The first section, Trails, introduces the reader to the lore of the speaker, their family, their roots… the trails one stumbles upon, and the tracks they leave behind, footprints settled in the dust. The world that is created is one of wild dogs, teeth, wars existing under tongues, bones, and the dirt these things return to. It explores and praises the undesirables. “The dark was soft. It ate / against my skin.” This line from the poem “The Wolf That Never Comes” shows one example of how this collection juxtaposes the dangerous and the inviting—something scary, like darkness or a wolf, can exist simultaneously as soft yet ravenous. Another example of this can be found in “Dawn,” where the first stanza reads: “My sister comes home / smelling of dirt she was buried in, / dandelion milk under her nails.” This poem, along with the others where the speaker grieves for the sister, are haunting and delicate within the flora and fauna planted throughout the book. We are introduced to war hidden in first love and cereal bowls, an aunt who lies and has an intuition for teeth, and a mother who doubles as a storyteller: “Said, Go down / into the earth, / the only / place I will not follow.”
This section leads to the second part, Shores, where we are introduced to a speaker exploring the waters off Massachusetts, the glassy rain in Seattle, and a yard below a purple sky, where they share a moment with their sister, prior to death. A later section eventually leads the reader to a village near the oil road, an apartment with stolen CDs, and a mountainside where a lion waits. Shores explores households, shared spaces, what it means to find home—even when that home is temporary. Despite exploring a new environment, the concerns remain the same, as does the writing—the entrapment of swaying between grief and want, because what else is there to write about? The truth of this book shares a story through new environments, persona poems, narrative tales, and curiosity of a strange eagerness that comes from intimate moments, as well as the melancholic.
One of my favorite poems, “Village at the End of the Oil Road” takes the form of one long stanza, almost looking like the image the poem is about.
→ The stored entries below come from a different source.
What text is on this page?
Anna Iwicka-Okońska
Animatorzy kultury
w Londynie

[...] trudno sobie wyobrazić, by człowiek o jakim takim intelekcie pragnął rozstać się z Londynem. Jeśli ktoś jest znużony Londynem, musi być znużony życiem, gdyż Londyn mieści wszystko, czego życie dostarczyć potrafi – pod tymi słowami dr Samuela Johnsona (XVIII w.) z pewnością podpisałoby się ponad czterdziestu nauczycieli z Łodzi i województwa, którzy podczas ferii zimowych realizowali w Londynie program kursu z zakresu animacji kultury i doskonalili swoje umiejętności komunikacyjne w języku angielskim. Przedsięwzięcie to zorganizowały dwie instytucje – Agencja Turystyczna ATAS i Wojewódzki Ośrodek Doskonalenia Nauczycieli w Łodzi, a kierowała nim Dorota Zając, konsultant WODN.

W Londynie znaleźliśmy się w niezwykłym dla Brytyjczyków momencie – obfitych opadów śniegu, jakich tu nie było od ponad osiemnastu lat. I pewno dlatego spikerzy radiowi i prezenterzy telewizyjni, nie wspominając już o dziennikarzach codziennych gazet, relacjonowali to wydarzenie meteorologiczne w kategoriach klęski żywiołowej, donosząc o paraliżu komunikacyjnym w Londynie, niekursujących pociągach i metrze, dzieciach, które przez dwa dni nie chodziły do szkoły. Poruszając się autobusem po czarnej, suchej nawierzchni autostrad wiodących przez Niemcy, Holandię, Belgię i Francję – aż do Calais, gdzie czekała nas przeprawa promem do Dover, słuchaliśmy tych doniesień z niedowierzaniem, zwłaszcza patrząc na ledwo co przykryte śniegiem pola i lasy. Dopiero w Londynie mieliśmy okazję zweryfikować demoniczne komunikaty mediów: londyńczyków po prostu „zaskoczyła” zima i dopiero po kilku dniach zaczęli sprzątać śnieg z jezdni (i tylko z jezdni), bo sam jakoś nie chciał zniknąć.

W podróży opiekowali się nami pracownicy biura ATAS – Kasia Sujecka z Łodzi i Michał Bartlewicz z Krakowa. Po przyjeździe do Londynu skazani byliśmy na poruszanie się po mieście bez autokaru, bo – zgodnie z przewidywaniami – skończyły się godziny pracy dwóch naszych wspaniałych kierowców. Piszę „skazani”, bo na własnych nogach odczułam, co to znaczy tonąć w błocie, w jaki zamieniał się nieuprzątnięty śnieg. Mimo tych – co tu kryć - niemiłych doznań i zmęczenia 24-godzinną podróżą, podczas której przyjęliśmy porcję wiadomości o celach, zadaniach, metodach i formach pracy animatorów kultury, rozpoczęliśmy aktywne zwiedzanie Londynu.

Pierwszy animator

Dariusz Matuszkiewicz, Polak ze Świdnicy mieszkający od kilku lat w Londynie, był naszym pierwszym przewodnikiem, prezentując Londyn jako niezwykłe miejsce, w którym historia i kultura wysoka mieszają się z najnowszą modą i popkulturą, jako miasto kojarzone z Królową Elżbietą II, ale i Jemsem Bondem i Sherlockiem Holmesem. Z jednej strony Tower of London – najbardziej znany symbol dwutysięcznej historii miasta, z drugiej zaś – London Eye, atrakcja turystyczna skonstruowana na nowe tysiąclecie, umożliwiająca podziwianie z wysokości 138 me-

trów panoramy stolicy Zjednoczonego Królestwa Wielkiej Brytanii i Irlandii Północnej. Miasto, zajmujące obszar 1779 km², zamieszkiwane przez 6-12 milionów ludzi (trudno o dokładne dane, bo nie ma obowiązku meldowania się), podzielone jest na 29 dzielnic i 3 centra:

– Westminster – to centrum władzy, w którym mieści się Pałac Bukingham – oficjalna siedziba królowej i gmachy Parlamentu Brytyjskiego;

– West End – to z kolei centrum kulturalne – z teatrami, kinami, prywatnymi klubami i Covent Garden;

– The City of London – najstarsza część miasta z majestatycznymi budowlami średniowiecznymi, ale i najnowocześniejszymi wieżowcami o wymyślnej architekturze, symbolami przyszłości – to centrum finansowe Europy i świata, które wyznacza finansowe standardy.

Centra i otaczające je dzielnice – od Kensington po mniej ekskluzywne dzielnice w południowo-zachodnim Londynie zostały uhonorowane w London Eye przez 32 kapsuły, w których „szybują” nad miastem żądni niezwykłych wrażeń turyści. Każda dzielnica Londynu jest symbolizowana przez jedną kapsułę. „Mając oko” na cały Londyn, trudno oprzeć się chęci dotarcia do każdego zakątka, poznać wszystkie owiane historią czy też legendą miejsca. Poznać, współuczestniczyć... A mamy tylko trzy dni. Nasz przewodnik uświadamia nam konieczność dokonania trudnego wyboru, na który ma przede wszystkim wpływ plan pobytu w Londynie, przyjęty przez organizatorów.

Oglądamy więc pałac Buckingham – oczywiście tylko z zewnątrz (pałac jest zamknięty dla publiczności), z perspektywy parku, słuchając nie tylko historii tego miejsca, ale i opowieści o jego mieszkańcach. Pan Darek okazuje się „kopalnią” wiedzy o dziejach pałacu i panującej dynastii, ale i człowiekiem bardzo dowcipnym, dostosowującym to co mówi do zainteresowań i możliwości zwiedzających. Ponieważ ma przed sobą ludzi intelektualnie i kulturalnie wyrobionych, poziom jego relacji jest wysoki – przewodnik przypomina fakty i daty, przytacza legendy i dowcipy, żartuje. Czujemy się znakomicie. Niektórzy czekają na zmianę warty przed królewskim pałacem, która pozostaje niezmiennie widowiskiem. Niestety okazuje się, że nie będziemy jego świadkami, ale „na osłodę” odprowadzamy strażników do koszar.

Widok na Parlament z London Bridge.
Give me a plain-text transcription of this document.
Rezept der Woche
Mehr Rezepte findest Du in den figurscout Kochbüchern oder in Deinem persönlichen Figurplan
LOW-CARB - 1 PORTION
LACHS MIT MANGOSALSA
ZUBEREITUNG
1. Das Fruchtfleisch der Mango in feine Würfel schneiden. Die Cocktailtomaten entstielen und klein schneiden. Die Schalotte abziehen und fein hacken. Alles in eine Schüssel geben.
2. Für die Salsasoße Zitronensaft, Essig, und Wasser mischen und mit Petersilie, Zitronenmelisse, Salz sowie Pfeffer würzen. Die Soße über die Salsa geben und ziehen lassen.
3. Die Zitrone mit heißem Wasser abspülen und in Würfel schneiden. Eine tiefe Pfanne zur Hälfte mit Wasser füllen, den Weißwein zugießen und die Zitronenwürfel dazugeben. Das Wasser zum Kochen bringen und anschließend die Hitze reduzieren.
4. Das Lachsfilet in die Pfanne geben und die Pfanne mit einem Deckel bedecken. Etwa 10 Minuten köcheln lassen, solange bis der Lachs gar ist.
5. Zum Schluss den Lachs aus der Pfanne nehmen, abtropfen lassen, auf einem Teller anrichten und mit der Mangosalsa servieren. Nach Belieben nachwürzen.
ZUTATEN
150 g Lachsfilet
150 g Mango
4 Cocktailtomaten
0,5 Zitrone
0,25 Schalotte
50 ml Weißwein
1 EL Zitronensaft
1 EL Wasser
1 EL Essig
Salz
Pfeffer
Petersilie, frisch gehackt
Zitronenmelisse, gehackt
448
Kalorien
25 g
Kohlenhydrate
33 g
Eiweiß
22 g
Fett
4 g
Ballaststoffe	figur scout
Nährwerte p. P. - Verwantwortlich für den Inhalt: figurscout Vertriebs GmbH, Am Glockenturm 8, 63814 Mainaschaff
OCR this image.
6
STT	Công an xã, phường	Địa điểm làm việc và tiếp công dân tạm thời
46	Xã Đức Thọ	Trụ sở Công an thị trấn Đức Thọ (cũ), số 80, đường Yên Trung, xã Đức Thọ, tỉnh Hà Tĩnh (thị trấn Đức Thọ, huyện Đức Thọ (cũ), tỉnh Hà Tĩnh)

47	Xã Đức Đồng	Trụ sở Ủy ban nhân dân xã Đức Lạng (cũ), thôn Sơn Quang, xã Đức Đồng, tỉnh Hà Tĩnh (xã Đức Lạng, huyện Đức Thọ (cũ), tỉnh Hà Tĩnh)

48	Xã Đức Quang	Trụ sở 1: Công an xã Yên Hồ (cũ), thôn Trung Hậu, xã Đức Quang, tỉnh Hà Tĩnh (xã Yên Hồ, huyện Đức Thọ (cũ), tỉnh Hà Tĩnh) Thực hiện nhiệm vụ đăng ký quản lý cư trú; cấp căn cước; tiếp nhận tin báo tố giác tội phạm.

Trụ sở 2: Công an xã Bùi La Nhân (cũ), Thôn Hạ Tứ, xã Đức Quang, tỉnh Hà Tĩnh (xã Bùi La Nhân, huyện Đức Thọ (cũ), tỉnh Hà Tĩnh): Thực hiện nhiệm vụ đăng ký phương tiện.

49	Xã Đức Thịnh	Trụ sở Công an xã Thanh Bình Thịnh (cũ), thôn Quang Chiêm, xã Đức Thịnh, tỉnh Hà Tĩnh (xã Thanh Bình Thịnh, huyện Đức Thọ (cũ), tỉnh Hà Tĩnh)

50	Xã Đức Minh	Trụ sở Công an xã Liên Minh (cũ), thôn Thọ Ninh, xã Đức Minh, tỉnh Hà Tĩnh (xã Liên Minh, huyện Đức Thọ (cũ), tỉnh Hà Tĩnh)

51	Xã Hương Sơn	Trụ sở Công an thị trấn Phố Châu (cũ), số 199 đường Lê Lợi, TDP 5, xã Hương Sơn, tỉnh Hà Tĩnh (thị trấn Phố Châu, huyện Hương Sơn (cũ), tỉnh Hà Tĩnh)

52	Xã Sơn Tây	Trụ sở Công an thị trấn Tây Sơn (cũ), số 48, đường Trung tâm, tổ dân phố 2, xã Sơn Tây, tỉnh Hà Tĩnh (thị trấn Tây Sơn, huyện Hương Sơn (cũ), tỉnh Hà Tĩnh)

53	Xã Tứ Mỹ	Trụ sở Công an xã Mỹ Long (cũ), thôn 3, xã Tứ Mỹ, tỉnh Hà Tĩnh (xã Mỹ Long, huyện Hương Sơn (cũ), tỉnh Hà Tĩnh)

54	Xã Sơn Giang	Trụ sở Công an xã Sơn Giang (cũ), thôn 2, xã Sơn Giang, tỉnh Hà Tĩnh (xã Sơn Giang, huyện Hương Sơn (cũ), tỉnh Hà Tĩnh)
This narrative piece sets the scene at an oil camp, where the speaker chats on a porch littered with dead katydids while a mother holds her son in a hammock. “When I left, I could never find the text / that said in recent years the word for outsider / had changed from cannibal / to the one we have to feed so they do not starve.” The collection continues to lead toward that sentiment, the idea of being fed as not to starve. The sadness is snapped open and what remains is the fullness from the unburdening of it, or the “Desahogarse,” which “is to unburden yourself, not to undrown / or even to unhome.” The Animal at Your Side shows a world of curiosities through a voice that you can’t help but empathize for, and internally feel a kindred spirit to. Ecopoetics serving as a throughline throughout a collection whose place-based writing encourages the reader to think deeply about the places being written about in these poems. Themes of loss and longing that exist at the core of this collection feel all too real in a world being damaged by climate change, as if these poems are speaking to both ends: loss on the personal level and the concerning loss of the homes the speaker has found. The Animal at Your Side introduces these concerns through a lens that works to get every reader onboard with the fear of loss and the desire to gain.
Ryleigh Wann (she/her/hers) is an MFA poetry candidate at UNC Wilmington. Her past experiences include reading poetry for Ecotone, editing with Lookout Books, teaching creative writing, and working for the Parks and Recreation Department in Michigan. Her writing can be found in Rejection Letters, Flypaper Lit, and Kissing Dynamite Poetry, among others.